- Johnny Hansom (centre) and his team
- Also known as: Nightlive
- Genre: Satire
- Created by: RTÉ in association with Stillwater Communications (Kara Hanahoe/John Ryan)
- Starring: John Ryan
- Country of origin: Ireland
- Original language: English
- No. of series: 1
- No. of episodes: 6

Production
- Producer: Cillian Fennell
- Running time: 30 minutes

Original release
- Network: RTÉ Two
- Release: 5 January – 9 February 2009

Related
- This is Daylive (TBC);

= This Is Nightlive =

Irish comedy television show

This Is Nightlive (also referred to as Nightlive) is an Irish satire television series broadcast on RTÉ Two. It was created by John Ryan who also starred in the series.

==Story and Plot==
The fictitious newsroom in question is said to have been operating for four years and has claimed the accolade of best-dressed current-affairs team at the 2008 VIP Style Awards. Their leader Johnny Hansom is given his own identity. It is said that he was born Declan Foley and is an "increasingly unhinged" former DJ. Úna Óg Nic Ní Súillicáint is his beautiful new co-host who possesses a mix of occasionally contradictory Irish language names. The entertainment correspondent is Jackie Byrne-Daly, the sports reporter is Trevor Corocran and the weatherman is Mike "Cloudy" Walsh.

==Reception==
Fears were expressed in the build-up to the launch of the show that it would be the subject of much criticism. RTÉ did not send out any advance tapes to the press

Reviews of the show were negative. John Boland of the Irish Independent, was unamused with the "lame delivery" and the lack of a good script. It also failed to generate any great public interest, and was watched by an exceptionally small numbers of viewers.

A show source was reported to have expressed the discomfort felt by the actors after encountering the newscasters, weather people and presenters they are parodying in the RTÉ canteen, with one such incident occurring in the corridor outside the studio directly after the professional in question was filmed for the first episode.

Complaints against the show were subsequently upheld by Ireland's Broadcasting Commission on the grounds of its poor taste in featuring terminally-ill children for comic effect.

The first programme attracted 89,000 viewers, according to RTÉ. The second programme led to a decrease in viewing figures to 76,000, and the viewership stayed very low for the remainder of the series.

==Praise==
One of the few people to praise the show was the former TV3 television presenter Lorraine Keane who was apparently parodied in it.
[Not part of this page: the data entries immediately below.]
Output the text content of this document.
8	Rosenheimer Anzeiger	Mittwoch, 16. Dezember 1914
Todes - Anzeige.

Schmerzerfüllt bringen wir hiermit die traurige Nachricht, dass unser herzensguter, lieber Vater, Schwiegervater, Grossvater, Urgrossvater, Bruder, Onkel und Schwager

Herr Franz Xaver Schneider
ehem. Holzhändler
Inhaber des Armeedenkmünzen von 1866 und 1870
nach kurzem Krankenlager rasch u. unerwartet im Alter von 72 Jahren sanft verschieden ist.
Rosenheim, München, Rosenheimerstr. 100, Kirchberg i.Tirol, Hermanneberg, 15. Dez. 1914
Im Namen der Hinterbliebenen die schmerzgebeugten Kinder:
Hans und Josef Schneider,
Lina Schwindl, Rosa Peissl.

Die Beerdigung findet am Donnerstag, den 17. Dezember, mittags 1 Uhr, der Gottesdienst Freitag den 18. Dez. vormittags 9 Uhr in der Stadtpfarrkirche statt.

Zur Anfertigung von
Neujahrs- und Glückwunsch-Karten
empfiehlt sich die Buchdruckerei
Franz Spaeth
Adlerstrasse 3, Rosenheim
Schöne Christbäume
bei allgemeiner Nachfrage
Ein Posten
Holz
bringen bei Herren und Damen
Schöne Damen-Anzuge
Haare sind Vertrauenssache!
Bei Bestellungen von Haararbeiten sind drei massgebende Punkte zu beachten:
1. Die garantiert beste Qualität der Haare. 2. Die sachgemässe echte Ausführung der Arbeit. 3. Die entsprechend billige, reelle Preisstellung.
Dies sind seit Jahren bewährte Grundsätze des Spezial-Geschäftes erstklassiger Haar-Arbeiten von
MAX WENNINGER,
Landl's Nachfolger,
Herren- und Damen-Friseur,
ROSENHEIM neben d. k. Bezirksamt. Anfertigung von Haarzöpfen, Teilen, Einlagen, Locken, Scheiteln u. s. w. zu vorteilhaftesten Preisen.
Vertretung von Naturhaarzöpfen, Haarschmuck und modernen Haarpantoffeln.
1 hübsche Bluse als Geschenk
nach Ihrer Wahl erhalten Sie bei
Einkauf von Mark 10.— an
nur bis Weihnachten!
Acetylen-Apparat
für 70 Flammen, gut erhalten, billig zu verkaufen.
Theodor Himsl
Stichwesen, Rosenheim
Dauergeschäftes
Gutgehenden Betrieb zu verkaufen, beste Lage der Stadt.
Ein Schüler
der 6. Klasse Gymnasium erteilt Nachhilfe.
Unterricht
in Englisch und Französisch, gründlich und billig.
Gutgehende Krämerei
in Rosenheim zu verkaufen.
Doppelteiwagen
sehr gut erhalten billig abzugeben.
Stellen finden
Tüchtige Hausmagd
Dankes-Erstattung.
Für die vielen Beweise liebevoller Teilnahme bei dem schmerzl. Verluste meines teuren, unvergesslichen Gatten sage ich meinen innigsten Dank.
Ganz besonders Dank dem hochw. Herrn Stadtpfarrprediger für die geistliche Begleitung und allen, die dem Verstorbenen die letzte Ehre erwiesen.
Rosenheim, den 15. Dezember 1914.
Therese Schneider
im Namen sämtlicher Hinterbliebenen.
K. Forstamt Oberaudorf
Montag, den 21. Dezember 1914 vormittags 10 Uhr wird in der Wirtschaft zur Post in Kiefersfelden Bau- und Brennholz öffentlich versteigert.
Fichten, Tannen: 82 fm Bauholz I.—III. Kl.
She thought her character was "hilarious". The Evening Herald also noted the show's improvement towards the end of its run, believing that a few of the jokes in the final episode were "sharper than usual", and praised the "decent" idea of having Hansom copying "a Peter Finch-in-Network and getting the sack". (Of course, In Network the character played by Peter Finch does not end up getting the sack - but is actually assassinated.) The newspaper stated, in double-edged praise, that the funniest element in the entire programme was the brief, ticker-tape headlines rolling across the bottom of the screen, including the self-mocking joke by Ryan - "That loser who used to run a dog magazine".